At this this level of competition everyone is striving to play their best for the chance at the Championships title, but nerves can get in the way. Usually the best player with the strongest mental game prevails. When it comes down to it, Sai simply explains that her biggest strength was the ability to not miss “silly putts and [she] was lucky enough to make the least mistakes.” While you strive to stick to your game, you game also grows from experience. Lisa Gallagher says she learned that she has “more patience than [she] thought.” There were long back-up and delays during the rounds, but she didn’t let it rattle her although she thought it might.
When I asked these ladies to describe in one word their feeling after their last putt dropped in the basket they said “Ecstatic,” “Inspiring,” “Fulfillment,” and especially “Gratifying”. And gratifying it is to finally achieve such an amazing feat like a World Championship title, and once you know you can do it, you’ll come back for more. “This has been my first world championship but, definitely not last,” Sai says looking forward to a bright future in the sport. Lynda plans on playing until she can’t talk the courses anymore, but hopefully make it to compete in the Legends division (80+). “I’d love to have the title, ‘Lynda Voss, Legend!’ Who wouldn’t want to say that they were a legend?”
When asked, “Would you recommend playing in a World Championship to other ladies?” They all agreed with a absolute “Yes!” Lynda challenges any woman who plays disc golf in the Senior Grandmasters division to consider coming to a PDGA Amateur World Championship. “Look at my rating, look at my scores. I’m not an exceptional player. I’m sure there are many women out there who would be able to be competitive with me and undoubtedly many others who could beat me soundly.” And while its not all about the competition, Lisa says “We are such a small community, and it gives us all the chance to meet and compare notes, and build our network even stronger.” And Sai admits that playing in the World Championships was “some of the most fun [she’s] had in a tournament!”
Even though Disc Golf is an individual sport, these Champions couldn’t do it without the support of their friends and family. So I asked each to include who has helped them along the way..
Ann Lundberg would like to thank, “my friends Chasmine Wahlberg, Thomas Pettersson, Karin Schröder and Jennie Gozzi for believing in me. I would also like to thank the supporting members of Södertörns FK and Peter Fredriksson for sharing his wisdoms. I would like to thank Emil for accompanying me to Worlds. Finally I would like to thank Ragna Bygde for the inspiration.

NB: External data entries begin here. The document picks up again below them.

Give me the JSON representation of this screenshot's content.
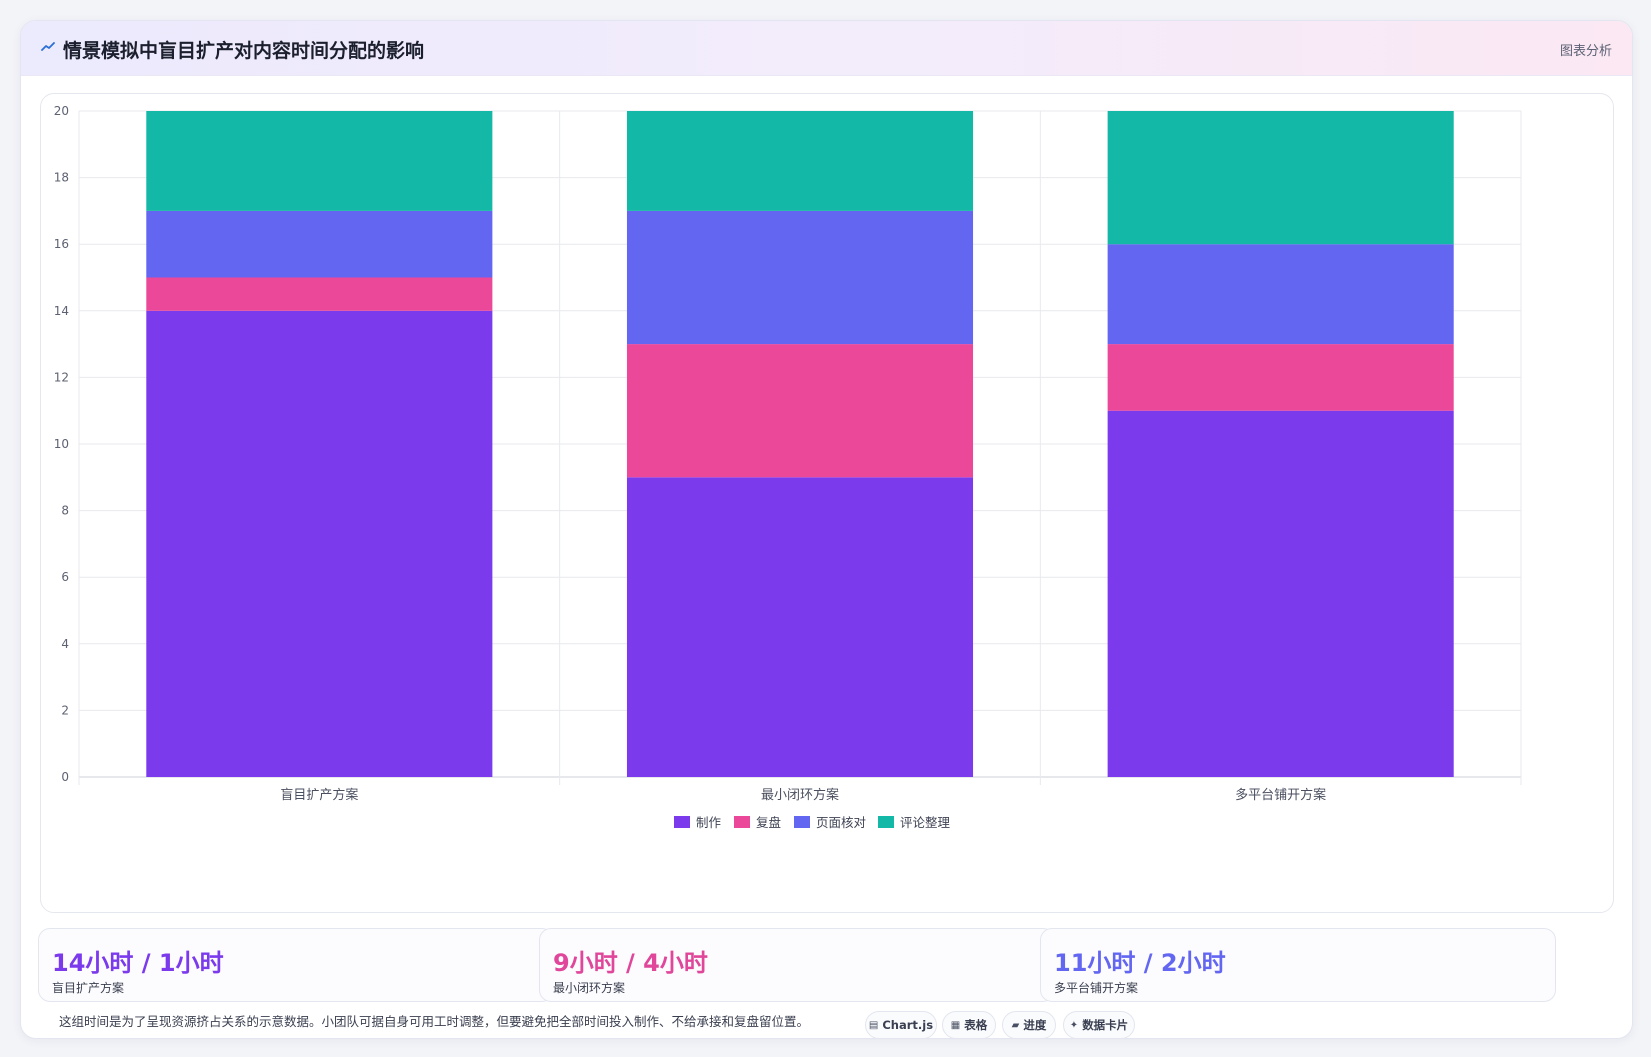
{
  "header": {
    "title": "情景模拟中盲目扩产对内容时间分配的影响",
    "tag": "图表分析"
  },
  "chart_data": {
    "type": "bar",
    "stacked": true,
    "categories": [
      "盲目扩产方案",
      "最小闭环方案",
      "多平台铺开方案"
    ],
    "series": [
      {
        "name": "制作",
        "values": [
          14,
          9,
          11
        ],
        "color": "#7c3aed"
      },
      {
        "name": "复盘",
        "values": [
          1,
          4,
          2
        ],
        "color": "#ec4899"
      },
      {
        "name": "页面核对",
        "values": [
          2,
          4,
          3
        ],
        "color": "#6366f1"
      },
      {
        "name": "评论整理",
        "values": [
          3,
          3,
          4
        ],
        "color": "#14b8a6"
      }
    ],
    "ylim": [
      0,
      20
    ],
    "yticks": [
      "0",
      "2",
      "4",
      "6",
      "8",
      "10",
      "12",
      "14",
      "16",
      "18",
      "20"
    ],
    "grid": true,
    "legend": "bottom"
  },
  "stats": [
    {
      "value": "14小时 / 1小时",
      "label": "盲目扩产方案",
      "color": "#7c3aed"
    },
    {
      "value": "9小时 / 4小时",
      "label": "最小闭环方案",
      "color": "#e0479b"
    },
    {
      "value": "11小时 / 2小时",
      "label": "多平台铺开方案",
      "color": "#6366f1"
    }
  ],
  "footnote": "这组时间是为了呈现资源挤占关系的示意数据。小团队可据自身可用工时调整，但要避免把全部时间投入制作、不给承接和复盘留位置。",
  "chips": [
    {
      "icon": "▤",
      "label": "Chart.js",
      "icon_name": "chart-icon"
    },
    {
      "icon": "▦",
      "label": "表格",
      "icon_name": "table-icon"
    },
    {
      "icon": "▰",
      "label": "进度",
      "icon_name": "progress-icon"
    },
    {
      "icon": "✦",
      "label": "数据卡片",
      "icon_name": "card-icon"
    }
  ]
}
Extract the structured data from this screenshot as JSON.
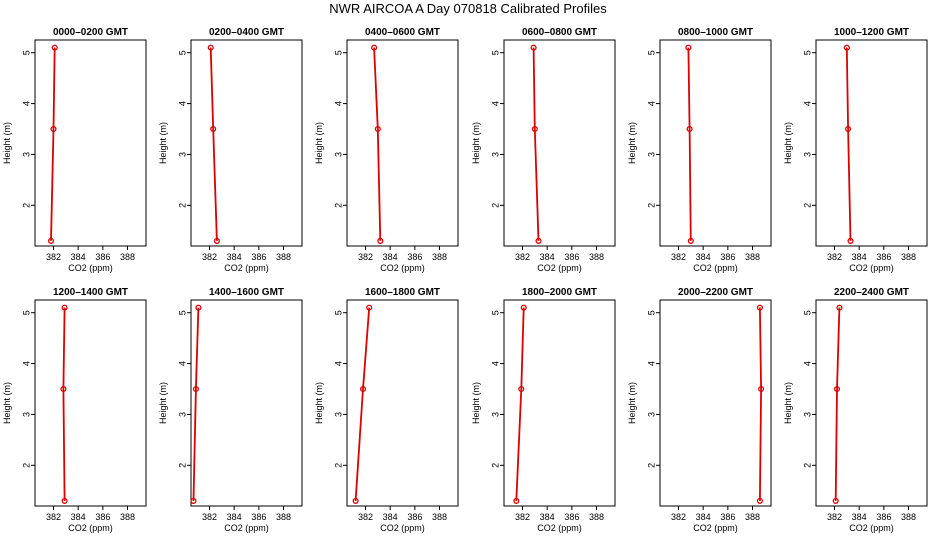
{
  "title": "NWR AIRCOA A  Day 070818  Calibrated Profiles",
  "chart_data": {
    "type": "line",
    "xlabel": "CO2 (ppm)",
    "ylabel": "Height (m)",
    "xlim": [
      380.5,
      389.5
    ],
    "ylim": [
      1.2,
      5.25
    ],
    "xticks": [
      382,
      384,
      386,
      388
    ],
    "yticks": [
      2,
      3,
      4,
      5
    ],
    "grid": false,
    "series_color": "#dd0000",
    "panels": [
      {
        "title": "0000–0200 GMT",
        "points": [
          {
            "x": 381.8,
            "y": 1.3
          },
          {
            "x": 382.0,
            "y": 3.5
          },
          {
            "x": 382.1,
            "y": 5.1
          }
        ]
      },
      {
        "title": "0200–0400 GMT",
        "points": [
          {
            "x": 382.6,
            "y": 1.3
          },
          {
            "x": 382.3,
            "y": 3.5
          },
          {
            "x": 382.1,
            "y": 5.1
          }
        ]
      },
      {
        "title": "0400–0600 GMT",
        "points": [
          {
            "x": 383.2,
            "y": 1.3
          },
          {
            "x": 383.0,
            "y": 3.5
          },
          {
            "x": 382.7,
            "y": 5.1
          }
        ]
      },
      {
        "title": "0600–0800 GMT",
        "points": [
          {
            "x": 383.3,
            "y": 1.3
          },
          {
            "x": 383.0,
            "y": 3.5
          },
          {
            "x": 382.9,
            "y": 5.1
          }
        ]
      },
      {
        "title": "0800–1000 GMT",
        "points": [
          {
            "x": 383.0,
            "y": 1.3
          },
          {
            "x": 382.9,
            "y": 3.5
          },
          {
            "x": 382.8,
            "y": 5.1
          }
        ]
      },
      {
        "title": "1000–1200 GMT",
        "points": [
          {
            "x": 383.3,
            "y": 1.3
          },
          {
            "x": 383.1,
            "y": 3.5
          },
          {
            "x": 383.0,
            "y": 5.1
          }
        ]
      },
      {
        "title": "1200–1400 GMT",
        "points": [
          {
            "x": 382.9,
            "y": 1.3
          },
          {
            "x": 382.8,
            "y": 3.5
          },
          {
            "x": 382.9,
            "y": 5.1
          }
        ]
      },
      {
        "title": "1400–1600 GMT",
        "points": [
          {
            "x": 380.7,
            "y": 1.3
          },
          {
            "x": 380.9,
            "y": 3.5
          },
          {
            "x": 381.1,
            "y": 5.1
          }
        ]
      },
      {
        "title": "1600–1800 GMT",
        "points": [
          {
            "x": 381.2,
            "y": 1.3
          },
          {
            "x": 381.8,
            "y": 3.5
          },
          {
            "x": 382.3,
            "y": 5.1
          }
        ]
      },
      {
        "title": "1800–2000 GMT",
        "points": [
          {
            "x": 381.5,
            "y": 1.3
          },
          {
            "x": 381.9,
            "y": 3.5
          },
          {
            "x": 382.1,
            "y": 5.1
          }
        ]
      },
      {
        "title": "2000–2200 GMT",
        "points": [
          {
            "x": 388.6,
            "y": 1.3
          },
          {
            "x": 388.7,
            "y": 3.5
          },
          {
            "x": 388.6,
            "y": 5.1
          }
        ]
      },
      {
        "title": "2200–2400 GMT",
        "points": [
          {
            "x": 382.1,
            "y": 1.3
          },
          {
            "x": 382.2,
            "y": 3.5
          },
          {
            "x": 382.4,
            "y": 5.1
          }
        ]
      }
    ]
  }
}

Lisa Gallagher would like to thank, “a very long list, but I’d have to say the entire NM, CO, TX Disc Golf communities have been wonderful to me. Without the support from all of the players these states, I’m sure I would never have gotten this far. My co-workers, they have to listen to me talk about DG all day. Most important of all, my daughter, Jes; she has been there every step of the way. As far as companies, Dynamic Discs have really been in our neck of the woods a lot the last two years. The events they hold and sponsor keep DG growing in this area.”
Sai Ananda would like to thank, “my parents, for all of their help in getting there and my dad, especially, for caddying for me all weekend.”
and last but not least, Lynda Voss would like to thank her family for all their support.
Don’t give up on your dreams, because no matter your age you can be a World Champion, too!